Richard Sulík, minister gospodarki i lider partii Wolność i Solidarność (SaS), w poniedziałek postawił ultimatum premierowi Słowacji. Jeśli Igor Matovič, przywódca dominującej w koalicji partii Zwyczajni Ludzie i Niezależne Osobistości (OL’aNO), nie zrezygnuje ze stanowiska, SaS za tydzień w środę opuści rząd. Sulík jednocześnie zadeklarował gotowość do własnej dymisji, jeśli miałoby to ułatwić decyzję Matovičowi.
Żądanie dymisji premiera minister uzasadnił chaotycznym sposobem rządzenia. – Po pierwszym roku słowo „chaos” opisuje go najlepiej. Bałagan panuje w komunikacji, walce z koronawirusem, zarządzaniu planem odbudowy po pandemii. Rezultatem jest najwięcej hospitalizowanych i zgonów w Europie – tłumaczył Sulík. W marcu krocząca siedmiodniowa średnia nowych zachorowań znów przekracza 2000 przypadków dziennie, średnia liczba zgonów zbliżyła się do 100, a liczba aktywnych przypadków jest najwyższa od wybuchu pandemii i w poniedziałek przekroczyła 74 tys.

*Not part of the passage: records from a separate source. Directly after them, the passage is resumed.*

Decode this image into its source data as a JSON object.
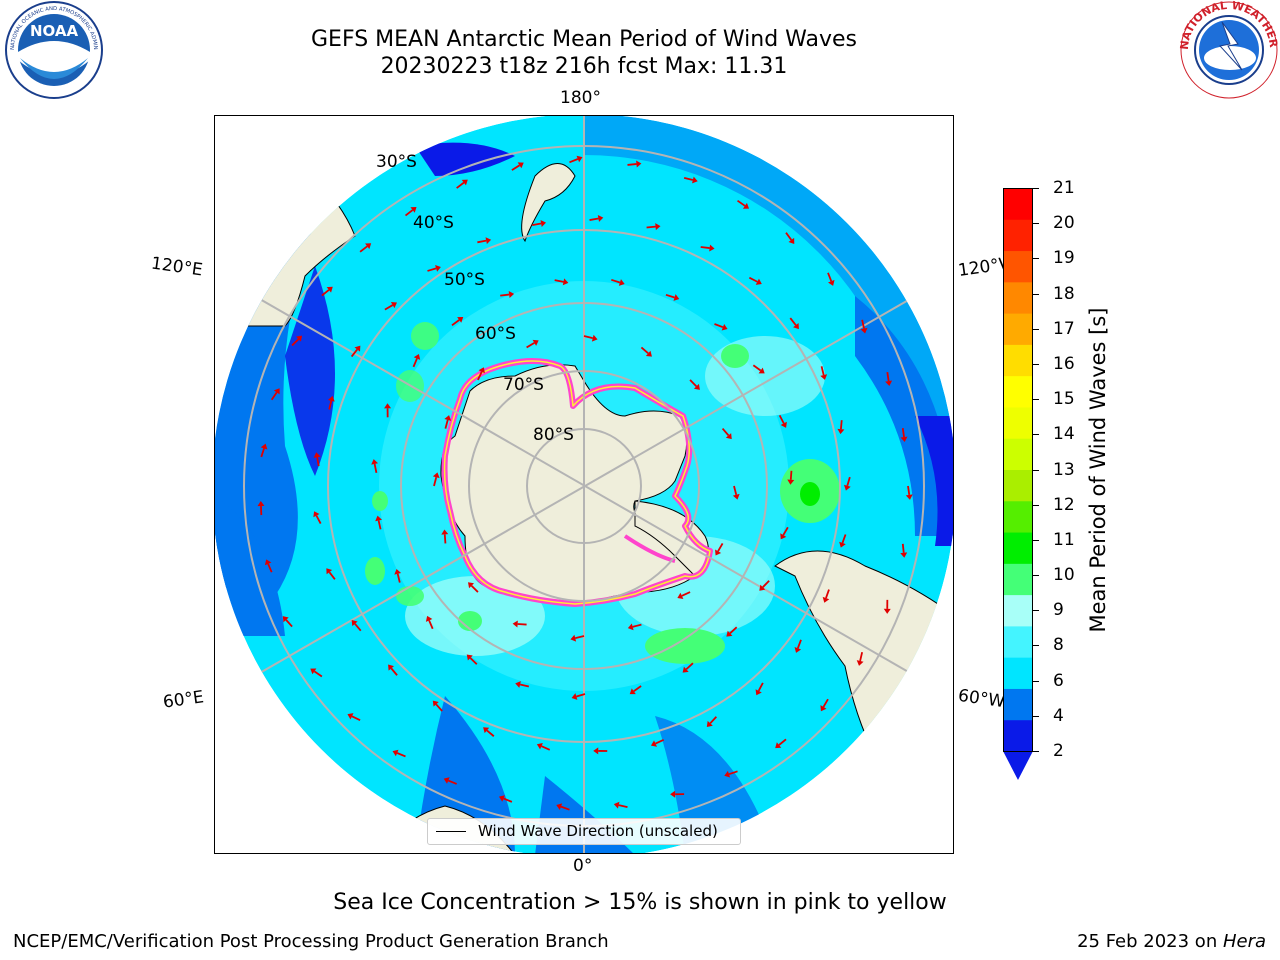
{
  "header": {
    "title_line1": "GEFS MEAN Antarctic Mean Period of Wind Waves",
    "title_line2": "20230223 t18z 216h fcst   Max: 11.31",
    "left_logo": "NOAA",
    "left_logo_ring_text": "NATIONAL OCEANIC AND ATMOSPHERIC ADMINISTRATION · U.S. DEPARTMENT OF COMMERCE",
    "right_logo_ring_text": "NATIONAL WEATHER SERVICE"
  },
  "map": {
    "projection": "south polar stereographic",
    "longitude_labels": {
      "top": "180°",
      "bottom": "0°",
      "upper_left": "120°E",
      "upper_right": "120°W",
      "lower_left": "60°E",
      "lower_right": "60°W"
    },
    "latitude_labels": [
      "30°S",
      "40°S",
      "50°S",
      "60°S",
      "70°S",
      "80°S"
    ],
    "land_color": "#efeedb",
    "gridline_color": "#b4b4b4",
    "arrow_color": "#e00000",
    "sea_ice_colors": [
      "#ff44cc",
      "#ffee33"
    ]
  },
  "legend": {
    "label": "Wind Wave Direction (unscaled)"
  },
  "colorbar": {
    "label": "Mean Period of Wind Waves [s]",
    "ticks": [
      "21",
      "20",
      "19",
      "18",
      "17",
      "16",
      "15",
      "14",
      "13",
      "12",
      "11",
      "10",
      "9",
      "8",
      "6",
      "4",
      "2"
    ],
    "colors": [
      "#0a1ae8",
      "#0077f0",
      "#00e5ff",
      "#44f4ff",
      "#a8fff8",
      "#44ff77",
      "#00ee00",
      "#55ee00",
      "#aaee00",
      "#ccff00",
      "#eeff00",
      "#ffff00",
      "#ffdd00",
      "#ffaa00",
      "#ff8800",
      "#ff5500",
      "#ff2200",
      "#ff0000"
    ],
    "under_color": "#0a1ae8"
  },
  "footer": {
    "subtitle": "Sea Ice Concentration > 15% is shown in pink to yellow",
    "credit": "NCEP/EMC/Verification Post Processing Product Generation Branch",
    "date": "25 Feb 2023 on ",
    "machine": "Hera"
  }
}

Zdaniem Sulíka to OL’aNO powinni określić, kto zastąpi Matoviča na stanowisku premiera. Lider SaS chętnie widziałby w roli następcy szefa rządu obecnego ministra finansów Eduarda Hegera, który pod nieobecność Matoviča prowadził już posiedzenia gabinetu. Ultimatum poparł inny mniejszościowy partner koalicyjny, ugrupowanie Dla Ludzi. Jego liderka Veronika Remišová oświadczyła w poniedziałek, że jeśli Matovič nie zrezygnuje, także ona najpewniej opuści koalicję.

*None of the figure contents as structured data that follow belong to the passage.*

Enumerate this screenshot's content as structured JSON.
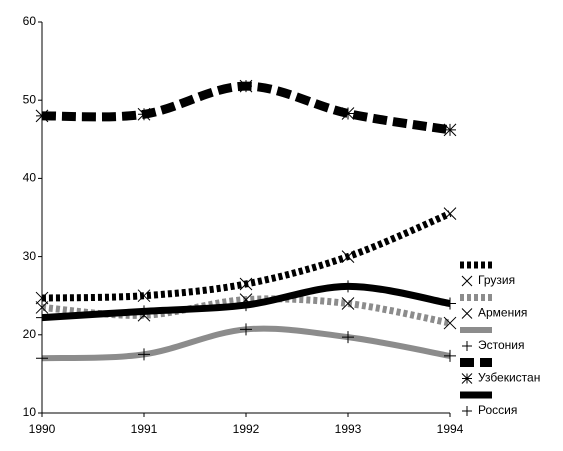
{
  "chart_data": {
    "type": "line",
    "x": [
      1990,
      1991,
      1992,
      1993,
      1994
    ],
    "xlim": [
      1990,
      1994
    ],
    "xticks": [
      1990,
      1991,
      1992,
      1993,
      1994
    ],
    "ylim": [
      10,
      60
    ],
    "yticks": [
      10,
      20,
      30,
      40,
      50,
      60
    ],
    "grid": false,
    "legend": "right",
    "series": [
      {
        "name": "Грузия",
        "color": "#000000",
        "style": "dotted",
        "marker": "x",
        "values": [
          24.7,
          25,
          26.5,
          30,
          35.5
        ]
      },
      {
        "name": "Армения",
        "color": "#8c8c8c",
        "style": "dotted",
        "marker": "x",
        "values": [
          23.5,
          22.5,
          24.5,
          24,
          21.5
        ]
      },
      {
        "name": "Эстония",
        "color": "#8c8c8c",
        "style": "solid",
        "marker": "plus",
        "values": [
          17,
          17.5,
          20.7,
          19.7,
          17.3
        ]
      },
      {
        "name": "Узбекистан",
        "color": "#000000",
        "style": "dashed",
        "marker": "asterisk",
        "values": [
          48,
          48.2,
          51.8,
          48.3,
          46.2
        ]
      },
      {
        "name": "Россия",
        "color": "#000000",
        "style": "solid",
        "marker": "plus",
        "values": [
          22.2,
          23,
          23.8,
          26.2,
          24
        ]
      }
    ]
  }
}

Rozłam nie oznaczałby automatycznie upadku rządu, ale uprawdopodobniłby taki scenariusz, ponieważ OL’aNO i czwarta partia Jesteśmy Rodziną (SR) mają łącznie jedynie 70 posłów w 150-osobowej Radzie Narodowej. Sulík i Remišová oficjalnie opowiadają się za uratowaniem gabinetu i sprzeciwiają się przyspieszonym wyborom parlamentarnym, zwłaszcza w czasie pandemii. Aby je zwołać, potrzebne byłoby 90 głosów. – Przedterminowe wybory są najgorszą opcją. Powrót do władzy Roberta Ficy i Petra Pellegriniego byłby katastrofą dla Słowacji – przekonywała Remišová, nawiązując do poprzedników Matoviča.
Posłowie OL’aNO na razie murem stoją za swoim liderem. Zdaniem deputowanego Kristiána Čekovskiego postulaty koalicjantów spełniła już 12 marca rezygnacja ministra zdrowia Marka Krajčíego. „Celem ruchu OL’aNO jest dotrzymanie obietnic wyborczych i deklaracji programowej rządu. OL’aNO są przeciwni przedterminowym wyborom, ponieważ z szacunkiem podchodzą do postulatów wyborców domagających się oczyszczenia Słowacji z korupcji i nadużyć władzy. Przedterminowe wybory doprowadziłyby do powrotu niesprawiedliwości i rządów mafii” – napisali w niedzielnym oświadczeniu przedstawiciele ugrupowania.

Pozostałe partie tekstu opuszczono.